PREPARAZIONE: Prendete una casseruola di grandi dimensioni, possibilmente di terracotta e mettete a soffriggere a fuoco basso, nell’olio, 2 dei tre spicchi di aglio “in camicia,” e il ciuffo di salvia. Quando l’aglio è dorato,versate la metà del vino, aggiungete i peperoncini e fate sfumare a fuoco vivace. Togliete dalla casseruola l’aglio, la salvia e i peperoncini e metteteci il pesce perfettamente pulito e lavato. Cominciate con il polpo tagliato a pezzi e precedentemente battuto per ammorbidirlo. Dopo 15 minuti aggiungete le seppie tagliate a pezzi alle quali, durante la pulizia avrete tolto anche la sacca del nero. Fate rosolare e sfumate con il restante vino. Aggiungete i pomodori pelati a pezzi con la loro acqua, coprite e abbassate la fiamma. Mentre il pomodoro cuoce prendete una pentola riempita di acqua in cui metterete la cipolla, il sedano, la carota e i pesci da zuppa. Portate a bollore e quando i pesci sono cotti, toglieteli dall’acqua e riduceteli a una polpa nel passatutto, togliendo prima allo scorfano la sua corazza. Dopo che avrete versato la polpa ricavata, nella casseruola del pomodoro, mettete nel passatutto anche la corazza dello scorfano da cui ricaverete sicuramente altra polpa e liquido da aggiungere alla casseruola dei pomodori. Ricordatevi di non buttare via il brodo di cottura perché potrebbe servire… Quando il polpo e le seppie sono ammorbidite e ci vorranno circa 25 minuti dal momento in cui avete aggiunto le seppie, aggiungete i crostacei e il palombo a rondelle. Fate cuocere per non più di 10 minuti altrimenti i gamberi possono indurirsi, aggiustate di sale e pepe e aggiungete per pochi minuti ancora, le cozze. Quando le valve si aprono il cacciucco è pronto. Se il sugo si fosse troppo ristretto aggiungete il brodo che avete tenuto da parte.

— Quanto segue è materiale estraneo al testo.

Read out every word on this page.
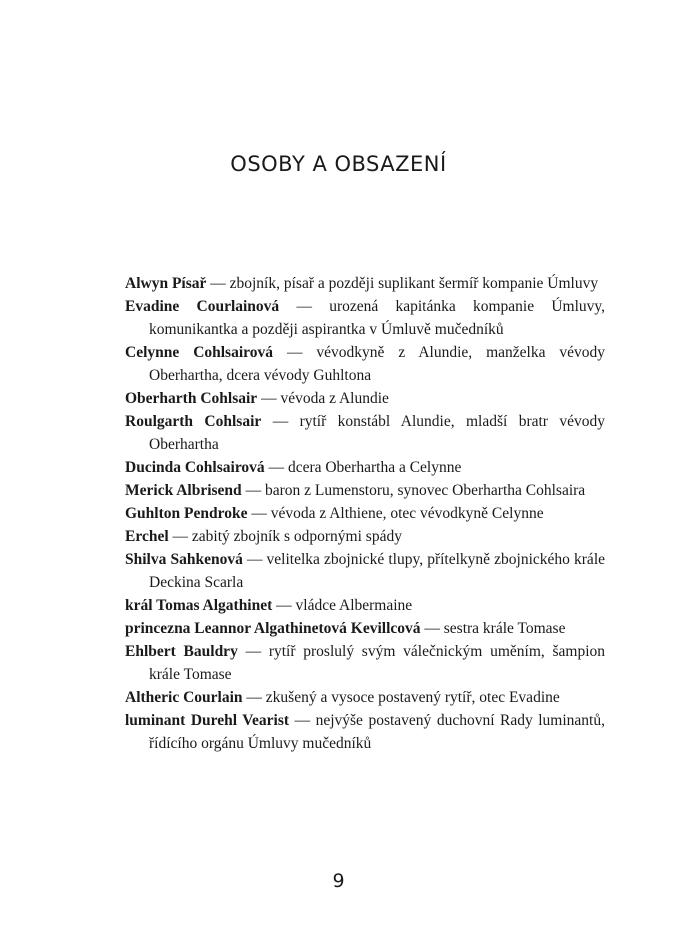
OSOBY A OBSAZENÍ

Alwyn Písař — zbojník, písař a později suplikant šermíř kompanie Úmluvy

Evadine Courlainová — urozená kapitánka kompanie Úmluvy, komunikantka a později aspirantka v Úmluvě mučedníků

Celynne Cohlsairová — vévodkyně z Alundie, manželka vévody Oberhartha, dcera vévody Guhltona

Oberharth Cohlsair — vévoda z Alundie

Roulgarth Cohlsair — rytíř konstábl Alundie, mladší bratr vévody Oberhartha

Ducinda Cohlsairová — dcera Oberhartha a Celynne

Merick Albrisend — baron z Lumenstoru, synovec Oberhartha Cohlsaira

Guhlton Pendroke — vévoda z Althiene, otec vévodkyně Celynne

Erchel — zabitý zbojník s odpornými spády

Shilva Sahkenová — velitelka zbojnické tlupy, přítelkyně zbojnického krále Deckina Scarla

král Tomas Algathinet — vládce Albermaine

princezna Leannor Algathinetová Kevillcová — sestra krále Tomase

Ehlbert Bauldry — rytíř proslulý svým válečnickým uměním, šampion krále Tomase

Altheric Courlain — zkušený a vysoce postavený rytíř, otec Evadine

luminant Durehl Vearist — nejvýše postavený duchovní Rady luminantů, řídícího orgánu Úmluvy mučedníků

9
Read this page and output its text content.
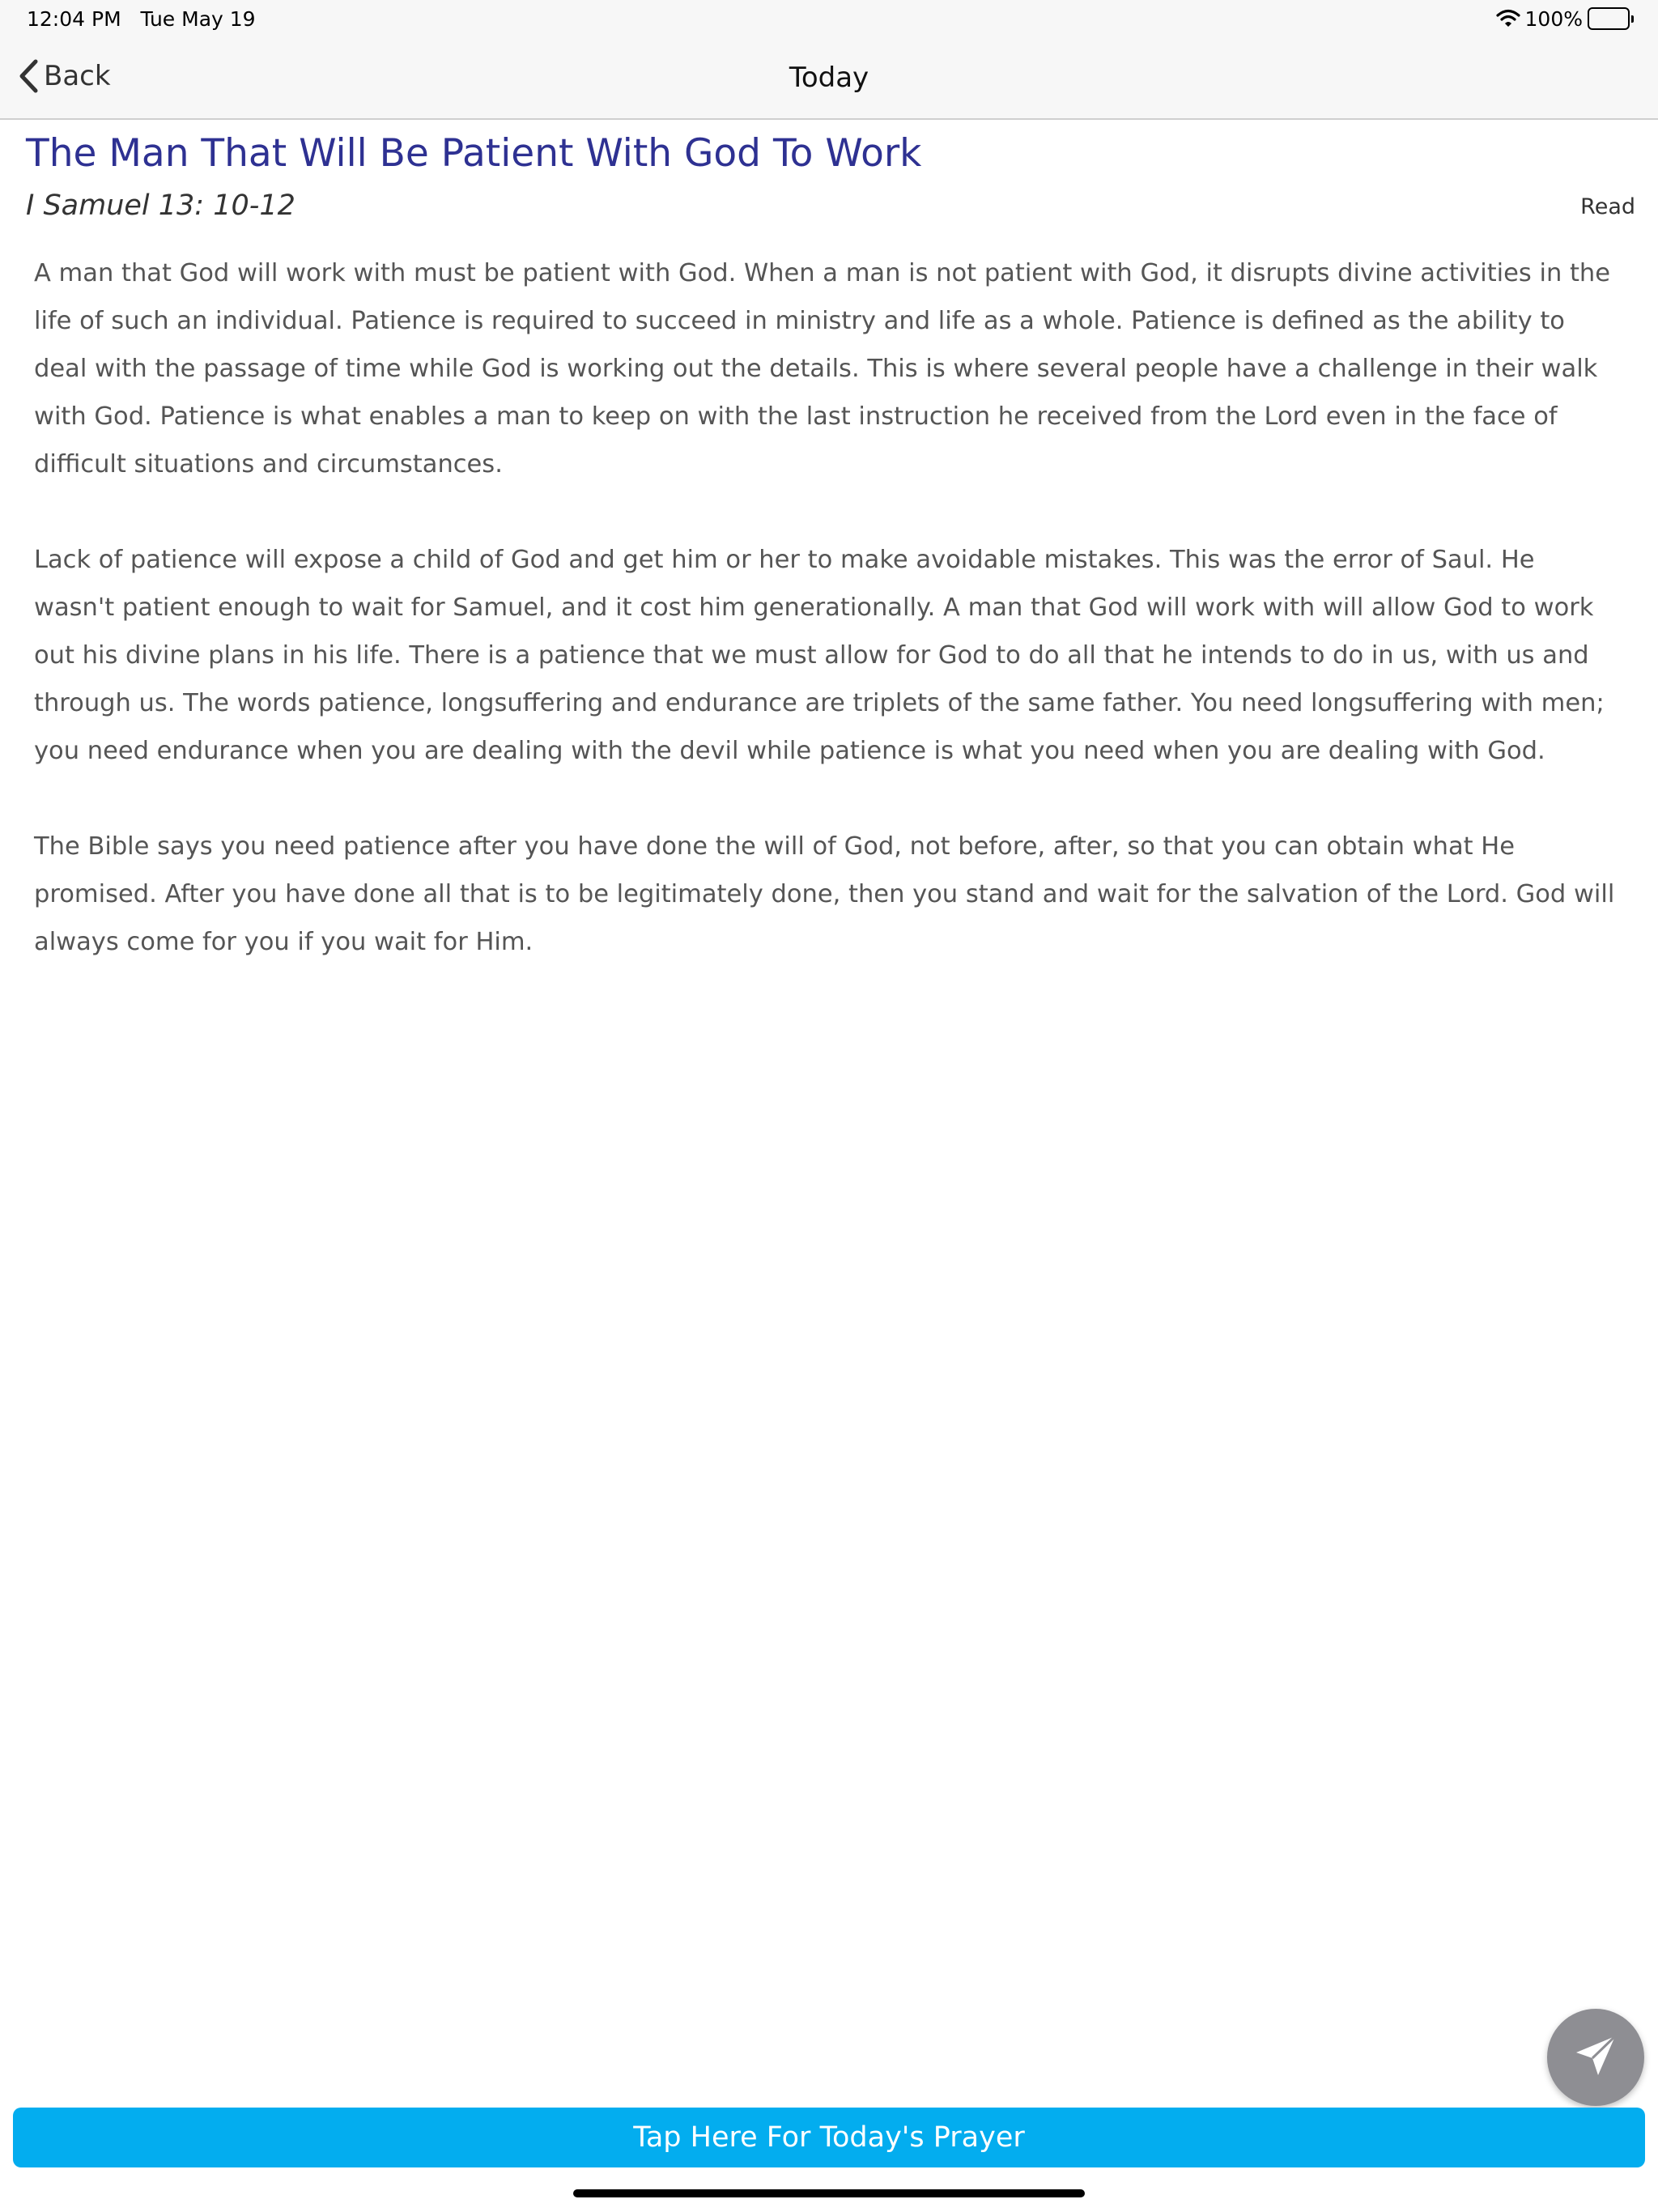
12:04 PM Tue May 19	100%
Back	Today
The Man That Will Be Patient With God To Work
I Samuel 13: 10-12	Read

A man that God will work with must be patient with God. When a man is not patient with God, it disrupts divine activities in the life of such an individual. Patience is required to succeed in ministry and life as a whole. Patience is defined as the ability to deal with the passage of time while God is working out the details. This is where several people have a challenge in their walk with God. Patience is what enables a man to keep on with the last instruction he received from the Lord even in the face of difficult situations and circumstances.

Lack of patience will expose a child of God and get him or her to make avoidable mistakes. This was the error of Saul. He wasn't patient enough to wait for Samuel, and it cost him generationally. A man that God will work with will allow God to work out his divine plans in his life. There is a patience that we must allow for God to do all that he intends to do in us, with us and through us. The words patience, longsuffering and endurance are triplets of the same father. You need longsuffering with men; you need endurance when you are dealing with the devil while patience is what you need when you are dealing with God.

The Bible says you need patience after you have done the will of God, not before, after, so that you can obtain what He promised. After you have done all that is to be legitimately done, then you stand and wait for the salvation of the Lord. God will always come for you if you wait for Him.

Tap Here For Today's Prayer
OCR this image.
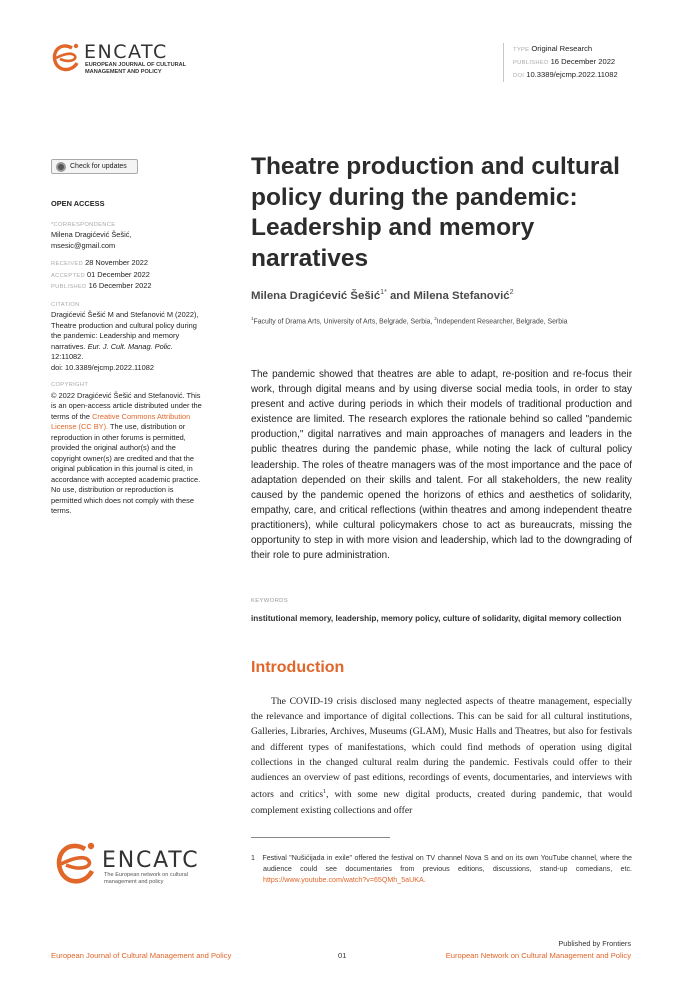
ENCATC
EUROPEAN JOURNAL OF CULTURAL MANAGEMENT AND POLICY
TYPE Original Research
PUBLISHED 16 December 2022
DOI 10.3389/ejcmp.2022.11082
Check for updates
OPEN ACCESS
*CORRESPONDENCE
Milena Dragićević Šešić,
msesic@gmail.com
RECEIVED 28 November 2022
ACCEPTED 01 December 2022
PUBLISHED 16 December 2022
CITATION
Dragićević Šešić M and Stefanović M (2022), Theatre production and cultural policy during the pandemic: Leadership and memory narratives. Eur. J. Cult. Manag. Polic. 12:11082.
doi: 10.3389/ejcmp.2022.11082
COPYRIGHT
© 2022 Dragićević Šešić and Stefanović. This is an open-access article distributed under the terms of the Creative Commons Attribution License (CC BY). The use, distribution or reproduction in other forums is permitted, provided the original author(s) and the copyright owner(s) are credited and that the original publication in this journal is cited, in accordance with accepted academic practice. No use, distribution or reproduction is permitted which does not comply with these terms.
Theatre production and cultural policy during the pandemic: Leadership and memory narratives
Milena Dragićević Šešić$^{1*}$ and Milena Stefanović$^2$
$^1$Faculty of Drama Arts, University of Arts, Belgrade, Serbia, $^2$Independent Researcher, Belgrade, Serbia

The pandemic showed that theatres are able to adapt, re-position and re-focus their work, through digital means and by using diverse social media tools, in order to stay present and active during periods in which their models of traditional production and existence are limited. The research explores the rationale behind so called "pandemic production," digital narratives and main approaches of managers and leaders in the public theatres during the pandemic phase, while noting the lack of cultural policy leadership. The roles of theatre managers was of the most importance and the pace of adaptation depended on their skills and talent. For all stakeholders, the new reality caused by the pandemic opened the horizons of ethics and aesthetics of solidarity, empathy, care, and critical reflections (within theatres and among independent theatre practitioners), while cultural policymakers chose to act as bureaucrats, missing the opportunity to step in with more vision and leadership, which lad to the downgrading of their role to pure administration.

KEYWORDS
institutional memory, leadership, memory policy, culture of solidarity, digital memory collection
Introduction

The COVID-19 crisis disclosed many neglected aspects of theatre management, especially the relevance and importance of digital collections. This can be said for all cultural institutions, Galleries, Libraries, Archives, Museums (GLAM), Music Halls and Theatres, but also for festivals and different types of manifestations, which could find methods of operation using digital collections in the changed cultural realm during the pandemic. Festivals could offer to their audiences an overview of past editions, recordings of events, documentaries, and interviews with actors and critics$^1$, with some new digital products, created during pandemic, that would complement existing collections and offer

1 Festival "Nušićijada in exile" offered the festival on TV channel Nova S and on its own YouTube channel, where the audience could see documentaries from previous editions, discussions, stand-up comedians, etc. https://www.youtube.com/watch?v=65QMh_5aUKA.

ENCATC
The European network on cultural management and policy
Published by Frontiers
European Journal of Cultural Management and Policy	01	European Network on Cultural Management and Policy
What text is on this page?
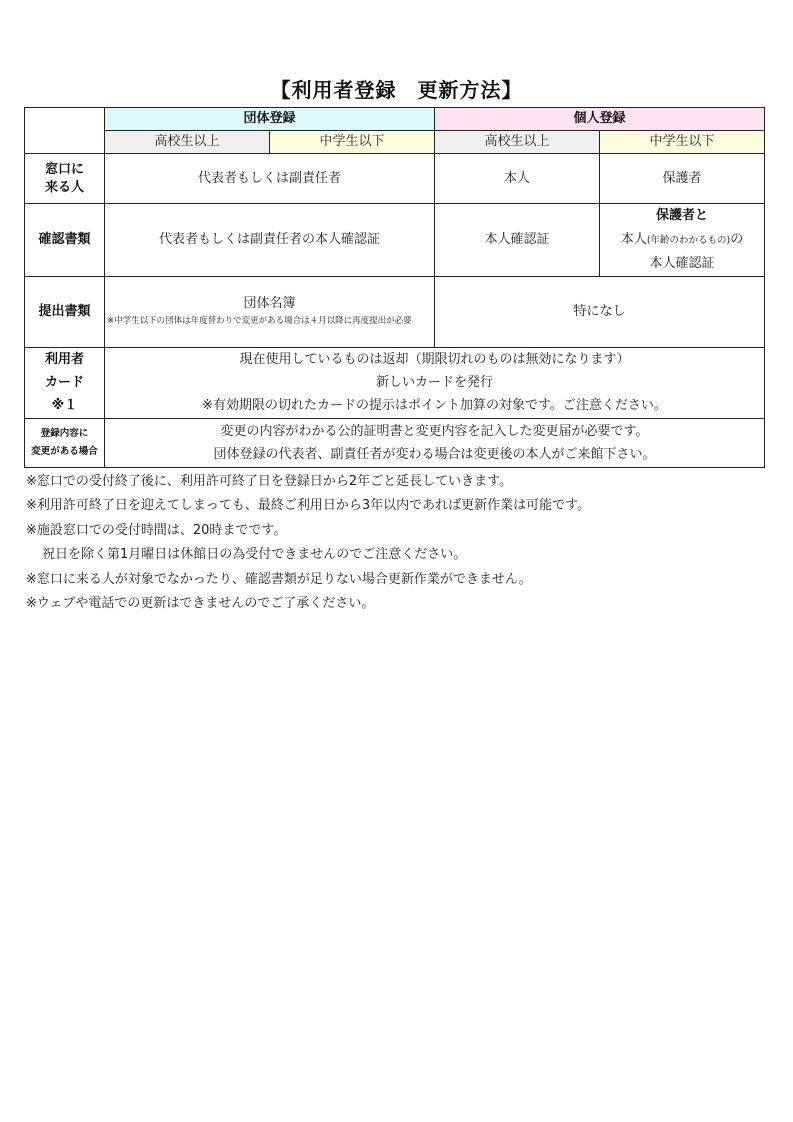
【利用者登録　更新方法】
	団体登録		個人登録	
	高校生以上	中学生以下	高校生以上	中学生以下

窓口に
来る人	代表者もしくは副責任者		本人	保護者
確認書類	代表者もしくは副責任者の本人確認証		本人確認証	保護者と
本人(年齢のわかるもの)の
本人確認証

提出書類	団体名簿
※中学生以下の団体は年度替わりで変更がある場合は４月以降に再度提出が必要		特になし	

利用者
カード
※１	現在使用しているものは返却（期限切れのものは無効になります）
新しいカードを発行
※有効期限の切れたカードの提示はポイント加算の対象です。ご注意ください。			

登録内容に
変更がある場合	変更の内容がわかる公的証明書と変更内容を記入した変更届が必要です。
団体登録の代表者、副責任者が変わる場合は変更後の本人がご来館下さい。			
※窓口での受付終了後に、利用許可終了日を登録日から2年ごと延長していきます。
※利用許可終了日を迎えてしまっても、最終ご利用日から3年以内であれば更新作業は可能です。
※施設窓口での受付時間は、20時までです。
祝日を除く第1月曜日は休館日の為受付できませんのでご注意ください。
※窓口に来る人が対象でなかったり、確認書類が足りない場合更新作業ができません。
※ウェブや電話での更新はできませんのでご了承ください。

Servite su scodelle dove su ciascuna di esse, avrete già poggiato una fetta di pane bruscato, strofinato con lo spicchio d’aglio non consumato e spolverizzate le porzioni col prezzemolo tritato. ATTENZIONE! Il Cacciucco, data la ricchezza del suo gusto, si accompagna esclusivamente con un vino rosso giovane.